Glaubt man den Zusicherungen von hohen Beamten und Diplomaten auf beiden Seiten, dann funktioniert auf der Arbeitsebene die Zusammenarbeit zwischen Russland und der Europäischen Union. Die Wirtschaftsbeziehungen werden stetig ausgebaut, das Handelsvolumen wächst rasant. Europäische Firmen investieren in Russland. Die Russen liefern Energie nach Europa und beginnen, in der EU zu investieren.

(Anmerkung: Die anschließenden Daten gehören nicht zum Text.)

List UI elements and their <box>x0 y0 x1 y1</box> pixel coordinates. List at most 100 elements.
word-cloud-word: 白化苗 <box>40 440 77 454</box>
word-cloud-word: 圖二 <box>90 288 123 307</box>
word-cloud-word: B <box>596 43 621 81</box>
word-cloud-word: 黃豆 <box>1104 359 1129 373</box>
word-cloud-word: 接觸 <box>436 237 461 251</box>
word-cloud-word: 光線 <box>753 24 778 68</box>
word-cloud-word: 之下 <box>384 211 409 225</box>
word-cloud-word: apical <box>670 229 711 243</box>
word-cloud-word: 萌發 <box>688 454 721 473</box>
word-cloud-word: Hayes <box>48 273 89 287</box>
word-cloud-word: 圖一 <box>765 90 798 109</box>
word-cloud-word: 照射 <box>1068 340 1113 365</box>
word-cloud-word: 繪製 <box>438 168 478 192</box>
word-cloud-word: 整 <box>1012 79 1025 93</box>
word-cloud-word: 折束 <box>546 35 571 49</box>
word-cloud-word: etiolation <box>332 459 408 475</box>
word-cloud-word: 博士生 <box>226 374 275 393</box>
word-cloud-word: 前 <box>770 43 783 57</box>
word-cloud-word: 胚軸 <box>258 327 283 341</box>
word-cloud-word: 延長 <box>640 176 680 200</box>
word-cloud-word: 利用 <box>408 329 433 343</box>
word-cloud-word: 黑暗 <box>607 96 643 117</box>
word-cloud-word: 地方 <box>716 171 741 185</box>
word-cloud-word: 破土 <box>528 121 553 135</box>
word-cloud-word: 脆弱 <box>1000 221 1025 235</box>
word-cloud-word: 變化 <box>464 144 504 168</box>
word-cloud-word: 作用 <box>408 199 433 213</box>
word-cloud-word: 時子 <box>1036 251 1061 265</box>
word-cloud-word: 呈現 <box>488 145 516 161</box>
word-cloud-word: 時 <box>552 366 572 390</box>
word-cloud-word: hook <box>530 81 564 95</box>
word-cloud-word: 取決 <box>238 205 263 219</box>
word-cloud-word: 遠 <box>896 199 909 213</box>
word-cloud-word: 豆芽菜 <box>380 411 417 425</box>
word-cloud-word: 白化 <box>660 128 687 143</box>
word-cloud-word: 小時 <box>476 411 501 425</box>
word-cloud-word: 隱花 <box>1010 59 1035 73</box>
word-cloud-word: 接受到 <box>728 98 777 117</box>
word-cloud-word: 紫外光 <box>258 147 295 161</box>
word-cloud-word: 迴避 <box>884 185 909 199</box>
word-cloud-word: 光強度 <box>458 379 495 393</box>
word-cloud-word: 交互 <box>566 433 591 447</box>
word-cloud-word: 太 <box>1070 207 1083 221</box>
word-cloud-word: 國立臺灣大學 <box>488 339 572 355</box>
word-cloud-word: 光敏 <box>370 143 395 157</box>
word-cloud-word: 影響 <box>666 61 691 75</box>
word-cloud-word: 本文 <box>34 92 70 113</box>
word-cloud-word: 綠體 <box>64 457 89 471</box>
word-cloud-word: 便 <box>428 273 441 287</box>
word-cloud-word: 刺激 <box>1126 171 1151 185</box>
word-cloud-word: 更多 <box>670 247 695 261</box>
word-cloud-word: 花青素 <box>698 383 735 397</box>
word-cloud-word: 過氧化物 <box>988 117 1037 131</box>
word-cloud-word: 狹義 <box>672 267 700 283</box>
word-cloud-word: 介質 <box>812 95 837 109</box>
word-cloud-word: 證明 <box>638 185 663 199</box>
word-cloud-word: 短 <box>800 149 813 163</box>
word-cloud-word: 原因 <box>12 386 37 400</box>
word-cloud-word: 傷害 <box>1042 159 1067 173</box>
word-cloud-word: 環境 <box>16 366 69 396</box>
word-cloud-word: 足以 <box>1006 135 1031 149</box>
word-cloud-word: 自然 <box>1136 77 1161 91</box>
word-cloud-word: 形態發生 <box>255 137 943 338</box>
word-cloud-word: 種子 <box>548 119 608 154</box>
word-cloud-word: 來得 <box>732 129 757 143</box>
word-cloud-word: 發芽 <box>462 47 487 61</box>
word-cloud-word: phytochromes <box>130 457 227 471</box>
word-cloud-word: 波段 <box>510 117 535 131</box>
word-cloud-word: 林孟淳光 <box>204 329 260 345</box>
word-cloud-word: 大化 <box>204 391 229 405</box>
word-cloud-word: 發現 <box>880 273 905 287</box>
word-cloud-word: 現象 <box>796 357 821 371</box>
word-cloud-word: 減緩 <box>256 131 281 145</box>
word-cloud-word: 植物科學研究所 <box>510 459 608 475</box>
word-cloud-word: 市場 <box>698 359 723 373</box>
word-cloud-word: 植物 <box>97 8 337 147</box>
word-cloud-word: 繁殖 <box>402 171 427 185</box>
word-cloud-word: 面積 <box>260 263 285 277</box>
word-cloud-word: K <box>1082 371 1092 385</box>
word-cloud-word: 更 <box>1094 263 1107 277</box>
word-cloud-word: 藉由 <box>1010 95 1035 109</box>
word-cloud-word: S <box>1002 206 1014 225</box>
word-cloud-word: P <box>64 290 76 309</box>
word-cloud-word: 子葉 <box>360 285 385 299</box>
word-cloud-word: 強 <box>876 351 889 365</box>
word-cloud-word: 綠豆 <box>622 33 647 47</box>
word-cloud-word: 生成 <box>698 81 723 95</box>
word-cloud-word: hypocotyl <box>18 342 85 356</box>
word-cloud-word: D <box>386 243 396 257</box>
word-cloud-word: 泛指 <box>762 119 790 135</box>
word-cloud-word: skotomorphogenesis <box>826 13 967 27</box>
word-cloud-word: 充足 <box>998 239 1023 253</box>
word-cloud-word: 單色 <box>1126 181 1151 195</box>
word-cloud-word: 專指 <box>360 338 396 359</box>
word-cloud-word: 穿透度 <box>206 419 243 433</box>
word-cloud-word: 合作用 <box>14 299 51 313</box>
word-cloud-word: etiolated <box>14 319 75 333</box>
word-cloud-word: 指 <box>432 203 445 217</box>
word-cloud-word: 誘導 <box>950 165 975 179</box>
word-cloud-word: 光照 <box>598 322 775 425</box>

Im Kleinen klappt die Zusammenarbeit bei grenzüberschreitenden Projekten, bei der Erleichterung der Reiseverkehrs, beim Stahlhandel und vielen alltäglichen Problemen. Um praktische Fortschritte zu erzielen, ist auch nicht unbedingt ein neuer schöner Vertrag über strategische Partnerschaft nötig, heißt es von russischer Seite. Interessiert ist man vor allem an "Business", wie das auf neu-russisch genannt wird.

Problematisch wird es hingegen an der politischen Spitze, wo das Verständnis füreinander in den letzten Jahren blankem Misstrauen gewichen ist. Da brachte auch der 20. EU-Russland-Gipfel in Mafra keine wesentliche Besserung. Die EU sieht in Wladimir Putin eher einen neuen Zaren als einen demokratischen Staatenlenker.

Wladimir Putins aggressive Außenpolitik, die eingeschränkte Medien-Freiheit, die mangelnde Rechtsstaatlichkeit verstören führende Politiker in der EU. Ob nun Kosovo, Iran, Ukraine, Raketen-Abwehr oder Abrüstungsverträge: Auf allen Feldern gibt Putin den Europäern kräftig kontra. Und das finden diese ungerecht, meinen sie doch, Russland immer wieder die Hand zum Kompromiss auszustrecken.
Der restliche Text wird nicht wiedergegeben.